Muy elegante estaba también su madre, Susana Álvarez-Salas, que confió en Sybilla para acompañar a su hija en un día tan especial. Eligió un favorecedor diseño en rosa claro que combinó con pamela, una elección perfecta para una ceremonia de mañana y muy en sintonía con esa elegancia discreta que suele marcar las grandes bodas familiares.
Isabel Villavecchia, madre del novio y vinculada al proyecto solidario iHelp, también apostó por Sybilla, aunque en su caso con un diseño bicolor en tono salmón y rosa. En su caso, prescindió de la pamela.

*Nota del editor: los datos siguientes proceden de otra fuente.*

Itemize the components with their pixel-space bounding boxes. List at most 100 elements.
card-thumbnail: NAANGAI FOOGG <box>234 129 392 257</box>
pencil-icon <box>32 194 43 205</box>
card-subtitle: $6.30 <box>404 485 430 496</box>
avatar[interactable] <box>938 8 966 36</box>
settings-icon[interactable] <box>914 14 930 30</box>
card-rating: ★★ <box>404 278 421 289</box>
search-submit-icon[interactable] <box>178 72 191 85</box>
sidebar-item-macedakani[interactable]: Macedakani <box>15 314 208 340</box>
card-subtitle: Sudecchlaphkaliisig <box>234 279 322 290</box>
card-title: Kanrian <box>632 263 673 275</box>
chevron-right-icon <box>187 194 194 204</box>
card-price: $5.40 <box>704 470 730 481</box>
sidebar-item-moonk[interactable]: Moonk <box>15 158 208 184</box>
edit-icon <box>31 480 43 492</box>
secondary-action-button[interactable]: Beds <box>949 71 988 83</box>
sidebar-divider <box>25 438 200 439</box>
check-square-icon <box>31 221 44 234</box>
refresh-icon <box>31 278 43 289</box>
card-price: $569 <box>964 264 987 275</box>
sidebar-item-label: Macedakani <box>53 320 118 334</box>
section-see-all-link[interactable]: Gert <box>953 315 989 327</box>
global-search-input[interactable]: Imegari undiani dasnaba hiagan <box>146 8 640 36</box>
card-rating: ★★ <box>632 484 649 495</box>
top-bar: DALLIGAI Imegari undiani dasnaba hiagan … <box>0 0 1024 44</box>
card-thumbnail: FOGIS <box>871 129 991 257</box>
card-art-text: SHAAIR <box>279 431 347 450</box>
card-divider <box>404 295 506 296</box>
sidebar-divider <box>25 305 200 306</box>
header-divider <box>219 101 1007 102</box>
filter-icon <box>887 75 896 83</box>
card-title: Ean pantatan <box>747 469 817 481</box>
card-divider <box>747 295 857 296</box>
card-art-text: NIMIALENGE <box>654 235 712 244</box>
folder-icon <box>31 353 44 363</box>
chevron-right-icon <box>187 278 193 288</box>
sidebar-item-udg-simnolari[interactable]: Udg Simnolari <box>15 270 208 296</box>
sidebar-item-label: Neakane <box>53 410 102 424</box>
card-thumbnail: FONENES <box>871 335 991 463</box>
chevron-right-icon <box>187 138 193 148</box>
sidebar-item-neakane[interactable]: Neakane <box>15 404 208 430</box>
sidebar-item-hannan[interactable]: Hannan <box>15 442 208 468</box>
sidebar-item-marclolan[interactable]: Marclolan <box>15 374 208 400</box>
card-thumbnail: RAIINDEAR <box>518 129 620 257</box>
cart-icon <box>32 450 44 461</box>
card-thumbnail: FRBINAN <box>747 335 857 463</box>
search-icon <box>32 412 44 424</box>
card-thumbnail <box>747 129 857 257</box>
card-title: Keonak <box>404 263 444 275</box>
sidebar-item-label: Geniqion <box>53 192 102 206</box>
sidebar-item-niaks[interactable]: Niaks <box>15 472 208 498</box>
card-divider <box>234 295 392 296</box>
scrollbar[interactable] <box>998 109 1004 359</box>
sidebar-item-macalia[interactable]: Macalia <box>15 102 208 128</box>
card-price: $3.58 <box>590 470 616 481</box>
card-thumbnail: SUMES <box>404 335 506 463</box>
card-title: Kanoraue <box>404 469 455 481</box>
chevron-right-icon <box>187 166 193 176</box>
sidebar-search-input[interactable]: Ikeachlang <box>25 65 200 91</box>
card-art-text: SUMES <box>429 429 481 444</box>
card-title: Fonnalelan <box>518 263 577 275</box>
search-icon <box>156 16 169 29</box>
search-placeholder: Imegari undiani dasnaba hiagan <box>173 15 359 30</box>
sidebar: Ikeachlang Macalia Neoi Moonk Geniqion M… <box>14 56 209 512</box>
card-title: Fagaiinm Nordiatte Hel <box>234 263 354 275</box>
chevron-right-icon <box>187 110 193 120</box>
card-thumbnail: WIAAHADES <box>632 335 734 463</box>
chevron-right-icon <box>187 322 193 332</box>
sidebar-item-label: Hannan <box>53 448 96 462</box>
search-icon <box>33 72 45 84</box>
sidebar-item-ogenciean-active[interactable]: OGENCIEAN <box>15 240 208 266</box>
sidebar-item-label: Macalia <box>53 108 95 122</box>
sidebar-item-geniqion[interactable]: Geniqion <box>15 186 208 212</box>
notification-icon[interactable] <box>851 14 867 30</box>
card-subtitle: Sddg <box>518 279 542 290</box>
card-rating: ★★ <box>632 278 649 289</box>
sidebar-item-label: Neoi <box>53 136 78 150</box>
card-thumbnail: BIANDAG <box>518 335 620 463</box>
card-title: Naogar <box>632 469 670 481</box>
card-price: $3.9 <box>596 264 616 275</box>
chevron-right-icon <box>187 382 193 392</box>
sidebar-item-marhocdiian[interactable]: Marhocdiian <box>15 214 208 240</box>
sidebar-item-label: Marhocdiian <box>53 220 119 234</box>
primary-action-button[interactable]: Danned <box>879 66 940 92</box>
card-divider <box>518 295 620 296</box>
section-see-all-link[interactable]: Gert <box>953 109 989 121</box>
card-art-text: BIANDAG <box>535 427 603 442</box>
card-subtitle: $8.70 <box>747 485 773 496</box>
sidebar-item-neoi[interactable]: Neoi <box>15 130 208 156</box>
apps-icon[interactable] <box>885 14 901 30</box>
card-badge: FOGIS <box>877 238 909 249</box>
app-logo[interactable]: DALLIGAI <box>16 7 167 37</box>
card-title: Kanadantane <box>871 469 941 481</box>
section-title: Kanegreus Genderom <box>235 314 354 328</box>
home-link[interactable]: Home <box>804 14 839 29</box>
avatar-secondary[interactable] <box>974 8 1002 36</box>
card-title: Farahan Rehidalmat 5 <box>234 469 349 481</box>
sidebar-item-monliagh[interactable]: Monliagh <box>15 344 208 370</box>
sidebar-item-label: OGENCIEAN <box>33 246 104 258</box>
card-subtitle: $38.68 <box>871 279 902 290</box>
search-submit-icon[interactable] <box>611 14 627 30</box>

El novio, Jorge de Rojas, que es el menor de los tres hijos de Miguel de Rojas Maestre e Isabel Villavecchia, matrimonio que también es padre de Miguel y Rosario, es, además, nieto del Marqués Tablantes y bisnieto del Marqués de Gómez de Barreda.
La boda reunió a familiares y amigos cercanos en una jornada marcada por la emoción, divertidas anécdotas y fotos para el recuerdo. Tras la ceremonia religiosa, los recién casados y sus invitados se trasladaron a la Finca El Campillo, en El Escorial, un enclave rodeado de naturaleza, jardines y espacios con encanto. Allí continuó una celebración de aire campestre y elegante, pensada para alargarse entre conversaciones, brindis, música y muchos momentos compartidos.
La decoración floral corrió a cargo de Aquilea, la firma de las hermanas Barreiros, muy reconocible por sus composiciones naturales, románticas y con ese punto silvestre que transforma cualquier espacio sin restarle autenticidad. En una boda como la de Blanca y Jorge, las flores tuvieron un papel esencial: acompañaron la ceremonia, dieron calidez a los rincones de la celebración y reforzaron esa estética delicada, luminosa y muy de primavera que marcó toda la jornada.
Entre los invitados se encontraban Marta Barroso, Mercedes Peralta y primos de la novia como María Ordovás Lladó, que destacó con un vestido de flores y pamela turquesa, además de Belén Ordovás Lladó y Ramón Lladó, marido de Irene Michavila (hija mayor del exministro de Justicia, José María Michavila).
Todos ellos formaron parte de una celebración familiar, elegante y muy cuidada, en la que cada detalle parecía pensado para acompañar a los verdaderos protagonistas del día, que disfrutaron al máximo de su boda.